Aaron Burr is considered one of American history’s biggest villains — but is that how we should remember him?
Ever since the musical Hamilton hit theaters last year, Aaron Burr and Alexander Hamilton’s infamous rivalry has enjoyed renewed popular interest. But what’s the true story behind two of America’s most controversial founding fathers — and is the popular villainization of Aaron Burr warranted?
The Fire Before The Duel
The story goes like this:
Alexander Hamilton, entrenched in a longstanding, bitter political and personal conflict with Aaron Burr, publicly defames his rival in a newspaper during 1804’s New York gubernatorial race, in which Burr, then vice president, is a candidate.
Finally — after more allegations are made about Hamilton’s denigration of Burr, for which Hamilton refuses to apologize — Burr challenges Hamilton to a duel. They travel to Weehawken, New Jersey, where they are less likely to be prosecuted for engaging in the outlawed practice.
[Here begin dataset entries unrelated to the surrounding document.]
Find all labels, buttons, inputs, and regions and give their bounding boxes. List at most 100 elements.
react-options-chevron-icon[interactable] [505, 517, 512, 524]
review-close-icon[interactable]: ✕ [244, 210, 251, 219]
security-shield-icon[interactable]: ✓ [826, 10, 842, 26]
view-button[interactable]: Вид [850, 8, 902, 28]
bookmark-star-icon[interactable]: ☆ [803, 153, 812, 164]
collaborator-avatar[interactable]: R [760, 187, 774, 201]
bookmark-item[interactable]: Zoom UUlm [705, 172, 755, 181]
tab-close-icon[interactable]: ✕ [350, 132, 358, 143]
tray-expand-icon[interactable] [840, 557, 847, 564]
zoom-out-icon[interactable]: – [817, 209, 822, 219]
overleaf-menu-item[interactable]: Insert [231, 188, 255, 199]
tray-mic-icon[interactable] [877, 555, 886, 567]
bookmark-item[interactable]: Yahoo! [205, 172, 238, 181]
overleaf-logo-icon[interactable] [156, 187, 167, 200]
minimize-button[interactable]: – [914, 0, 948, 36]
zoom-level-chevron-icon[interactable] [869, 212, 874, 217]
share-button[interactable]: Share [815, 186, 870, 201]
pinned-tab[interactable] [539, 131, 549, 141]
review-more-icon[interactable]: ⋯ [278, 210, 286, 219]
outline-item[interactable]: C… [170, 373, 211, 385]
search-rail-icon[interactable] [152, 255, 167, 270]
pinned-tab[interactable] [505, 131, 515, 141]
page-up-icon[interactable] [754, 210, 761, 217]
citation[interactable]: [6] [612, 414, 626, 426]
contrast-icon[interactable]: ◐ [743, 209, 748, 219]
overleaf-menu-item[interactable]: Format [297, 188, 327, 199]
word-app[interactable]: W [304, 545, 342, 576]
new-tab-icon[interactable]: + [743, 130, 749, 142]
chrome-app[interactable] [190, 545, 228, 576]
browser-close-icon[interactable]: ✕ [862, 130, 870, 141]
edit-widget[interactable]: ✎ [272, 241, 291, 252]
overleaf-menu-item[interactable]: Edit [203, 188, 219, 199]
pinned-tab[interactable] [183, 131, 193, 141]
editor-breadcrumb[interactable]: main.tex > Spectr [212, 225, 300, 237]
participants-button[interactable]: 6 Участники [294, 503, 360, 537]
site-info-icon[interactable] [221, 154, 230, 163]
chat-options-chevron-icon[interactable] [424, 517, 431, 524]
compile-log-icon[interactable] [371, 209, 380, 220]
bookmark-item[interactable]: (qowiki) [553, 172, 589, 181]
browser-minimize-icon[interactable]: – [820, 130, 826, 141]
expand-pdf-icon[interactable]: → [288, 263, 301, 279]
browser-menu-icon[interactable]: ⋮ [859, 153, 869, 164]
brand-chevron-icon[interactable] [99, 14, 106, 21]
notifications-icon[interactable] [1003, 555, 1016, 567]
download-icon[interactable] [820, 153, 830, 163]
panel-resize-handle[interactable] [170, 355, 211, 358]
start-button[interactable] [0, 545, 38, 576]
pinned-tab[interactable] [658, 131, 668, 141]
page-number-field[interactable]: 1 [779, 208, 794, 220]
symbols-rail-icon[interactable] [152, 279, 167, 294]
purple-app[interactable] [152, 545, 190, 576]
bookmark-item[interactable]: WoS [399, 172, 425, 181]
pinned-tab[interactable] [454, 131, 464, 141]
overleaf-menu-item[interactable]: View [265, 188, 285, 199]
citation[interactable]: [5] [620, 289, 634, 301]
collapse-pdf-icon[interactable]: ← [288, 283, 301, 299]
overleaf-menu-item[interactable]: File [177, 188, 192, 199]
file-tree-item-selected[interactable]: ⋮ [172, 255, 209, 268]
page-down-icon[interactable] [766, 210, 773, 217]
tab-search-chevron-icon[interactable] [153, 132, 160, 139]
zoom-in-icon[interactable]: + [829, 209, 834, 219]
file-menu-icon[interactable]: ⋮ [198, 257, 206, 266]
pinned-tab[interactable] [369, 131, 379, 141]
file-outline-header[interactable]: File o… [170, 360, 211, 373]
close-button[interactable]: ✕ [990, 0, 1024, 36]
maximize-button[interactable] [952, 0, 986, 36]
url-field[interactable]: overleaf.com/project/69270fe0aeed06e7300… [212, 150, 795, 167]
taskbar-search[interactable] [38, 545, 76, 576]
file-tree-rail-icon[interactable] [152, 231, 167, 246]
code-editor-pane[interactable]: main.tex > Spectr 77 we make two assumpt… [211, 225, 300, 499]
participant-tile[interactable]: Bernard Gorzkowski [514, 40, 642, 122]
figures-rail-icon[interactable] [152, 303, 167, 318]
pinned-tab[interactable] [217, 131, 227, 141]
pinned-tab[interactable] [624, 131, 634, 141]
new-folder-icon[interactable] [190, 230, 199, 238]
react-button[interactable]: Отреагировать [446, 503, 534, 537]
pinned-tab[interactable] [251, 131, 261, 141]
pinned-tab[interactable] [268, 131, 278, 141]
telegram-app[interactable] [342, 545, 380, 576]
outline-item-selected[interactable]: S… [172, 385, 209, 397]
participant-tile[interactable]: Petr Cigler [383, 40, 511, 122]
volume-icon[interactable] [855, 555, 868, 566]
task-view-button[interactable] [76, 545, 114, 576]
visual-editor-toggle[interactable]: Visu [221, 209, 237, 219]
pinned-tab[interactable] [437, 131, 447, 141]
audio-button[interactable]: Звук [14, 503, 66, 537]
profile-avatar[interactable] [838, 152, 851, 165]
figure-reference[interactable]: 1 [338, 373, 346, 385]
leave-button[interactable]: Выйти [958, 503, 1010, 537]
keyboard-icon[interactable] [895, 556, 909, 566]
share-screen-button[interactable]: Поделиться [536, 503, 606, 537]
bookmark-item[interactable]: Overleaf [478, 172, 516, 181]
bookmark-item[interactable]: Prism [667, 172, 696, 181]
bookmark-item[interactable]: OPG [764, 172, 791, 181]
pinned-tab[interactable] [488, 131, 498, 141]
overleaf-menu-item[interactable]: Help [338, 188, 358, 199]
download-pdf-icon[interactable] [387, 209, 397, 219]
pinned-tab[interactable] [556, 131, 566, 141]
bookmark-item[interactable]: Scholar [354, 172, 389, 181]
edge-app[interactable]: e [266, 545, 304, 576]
Hamilton fires first, into the air — perhaps it’s a mistake, or perhaps he missed on purpose to avoid hitting Burr (there’s still some debate about his intentions, and in his “Statement on Impending Duel With Aaron Burr,” Hamilton says that he was “strongly opposed to the practice of Duelling.”).
Burr immediately returns fire and mortally wounds his opponent, who dies the next day.
Burr faces murder charges in both New York and New Jersey, but never goes to trial; with some help from his friends in the Senate, the charges are dropped and Burr finishes his term as vice president.